Entry Title: " Cat on a Hot Tin Floor Inside of Her Darkroom"
Name:
Yulia Dunaeva
, United States
Category: Non-Professional, Self-Portrait


Entry Description: In my opinion, my best work came from the times when I was taking hundreds of pictures of myself, trying to evoke an atmosphere I would create inside of my mind - always spontaneous, rarely well planned. It so happened, I never had a model around to incarnate those ideas, apart from my very self.

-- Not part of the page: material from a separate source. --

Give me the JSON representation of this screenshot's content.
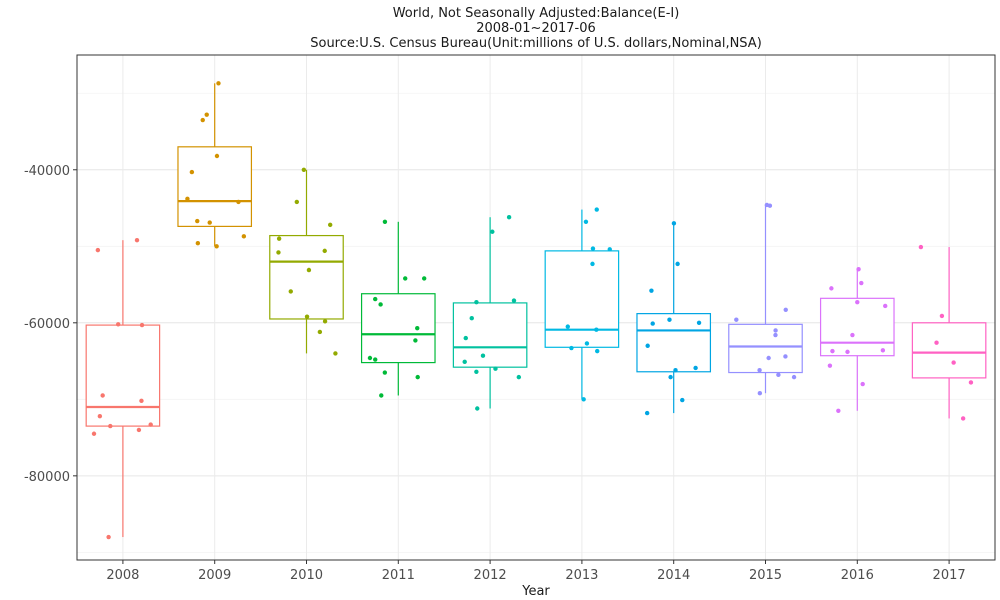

The themes I try to convey in my photographs are never about the phantasmagorical higher meanings of life or some other poetical philosophical aspects of the universe, but are very personal, to the point when they become mundane due to the widely relatable nature of those themes. Self perception and self evaluation - something that everybody goes through, most acutely when they are in their teenage years. When I was creating some of my pictures, I was not trying to reach out to a potential viewer to cry for help and attention, but to look inside of me and see if there was anything worth preserving or destroying.

About the Artist:

Before moving to the US to attend NYU, I spent 17 years in Moscow, Russia and 2 in Cheltenham, Great Britain (where I finished High School). Throughout my childhood I was surrounded by enormous black bags that my grandfather brought from work. The mysterious bags were full of photographs, a big luxury in what then was the Soviet Union, easily explained by the fact that my grandfather was a photographer in the Diamond Fund of Moscow. I would stare at the portraits of strangers, who would stare right back at me - some with a surprised look on their faces, some with a happy smile, as if they were old friends of mine so very excited to see me. This favourite activity of mine developed somewhat throughout my early teenagehood, when I started discovering different kinds of photography - from Helmut Newton to amateur self-taught photographers like Rosie Hardy and Brooke Shaden, and finally reached its peak when my parents (who saw me play around with grandfather's old polaroid, pinhole and film cameras) got me my first Nikon for my 16th birthday. Soon after realizing that in order to express the images my troubled teenage mind was producing I needed something more than traditional photography, I started learning how to operate the GNU Image Manipulation Program a friend had told me about. Four years of experimenting later I am finally moving into a stage where I draw inspiration from my own mind rather than borrow ideas from people who inspire me.